Caspase-3 Deficient MEFs with Mutant Caspase-3 Re-Introduced

Application

Mouse embryonic fibroblast (MEF) line deficient in caspase-3 that are reconstituted with constitutively expressed mutant versions of the protease.

Key Benefits

• An immortalized caspase-3-deficient MEF cell line.
• Tool to study protease induced apoptosis.

Technical Summary

Emory inventors have discriminated a previously unknown role of the prodomain region of caspase-3. By reintroducing specific caspase mutations into an immortalized MEF cell line deficient in caspase-3 activity, investigators found a genomic region that rendered these cells more susceptible to death signals. Furthermore, through creating point mutations within the prodomain region of caspase-3, the investigators found amino acid D9 to be vital for the proper function of the enzyme.

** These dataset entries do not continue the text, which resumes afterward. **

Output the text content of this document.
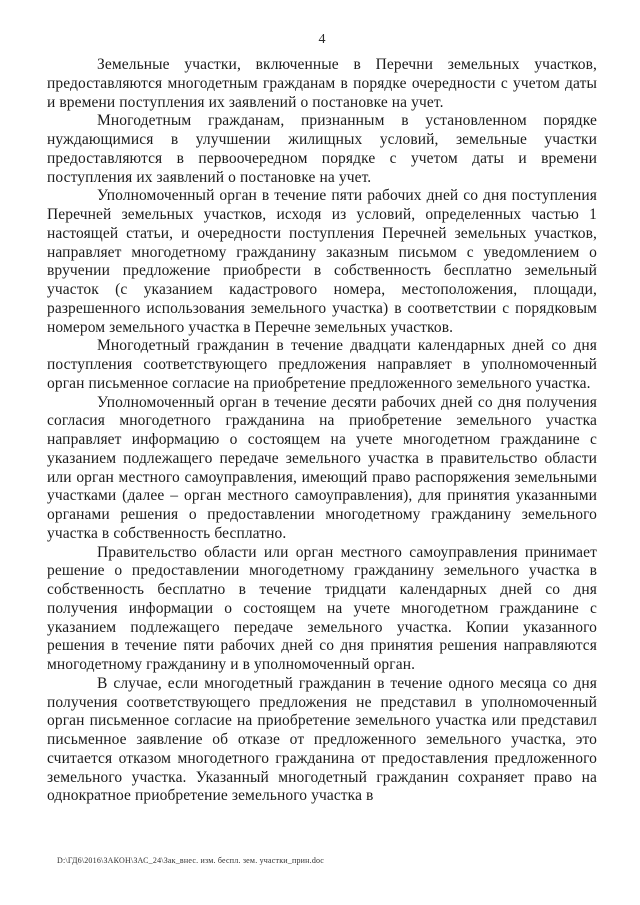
4

Земельные участки, включенные в Перечни земельных участков, предоставляются многодетным гражданам в порядке очередности с учетом даты и времени поступления их заявлений о постановке на учет.

Многодетным гражданам, признанным в установленном порядке нуждающимися в улучшении жилищных условий, земельные участки предоставляются в первоочередном порядке с учетом даты и времени поступления их заявлений о постановке на учет.

Уполномоченный орган в течение пяти рабочих дней со дня поступления Перечней земельных участков, исходя из условий, определенных частью 1 настоящей статьи, и очередности поступления Перечней земельных участков, направляет многодетному гражданину заказным письмом с уведомлением о вручении предложение приобрести в собственность бесплатно земельный участок (с указанием кадастрового номера, местоположения, площади, разрешенного использования земельного участка) в соответствии с порядковым номером земельного участка в Перечне земельных участков.

Многодетный гражданин в течение двадцати календарных дней со дня поступления соответствующего предложения направляет в уполномоченный орган письменное согласие на приобретение предложенного земельного участка.

Уполномоченный орган в течение десяти рабочих дней со дня получения согласия многодетного гражданина на приобретение земельного участка направляет информацию о состоящем на учете многодетном гражданине с указанием подлежащего передаче земельного участка в правительство области или орган местного самоуправления, имеющий право распоряжения земельными участками (далее – орган местного самоуправления), для принятия указанными органами решения о предоставлении многодетному гражданину земельного участка в собственность бесплатно.

Правительство области или орган местного самоуправления принимает решение о предоставлении многодетному гражданину земельного участка в собственность бесплатно в течение тридцати календарных дней со дня получения информации о состоящем на учете многодетном гражданине с указанием подлежащего передаче земельного участка. Копии указанного решения в течение пяти рабочих дней со дня принятия решения направляются многодетному гражданину и в уполномоченный орган.

В случае, если многодетный гражданин в течение одного месяца со дня получения соответствующего предложения не представил в уполномоченный орган письменное согласие на приобретение земельного участка или представил письменное заявление об отказе от предложенного земельного участка, это считается отказом многодетного гражданина от предоставления предложенного земельного участка. Указанный многодетный гражданин сохраняет право на однократное приобретение земельного участка в

D:\ГД6\2016\ЗАКОН\ЗАС_24\Зак_внес. изм. беспл. зем. участки_прин.doc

Image: Generation of stable cell lines expressing mutant Caspase-3

Developmental Stage

• Stable cell line C3−/−C3∆28, which lacks the prodomain but retains the catalytically active C163 site created.
• Stable cell line C3−/−C3∆28C163A, which lacks the prodomain and contains the mutation C163A, rendering it catalytically inactive created.

Publication: Ponder, K.G., Boise, L.H. (2019). Cell Death Discovery 5(1), 56.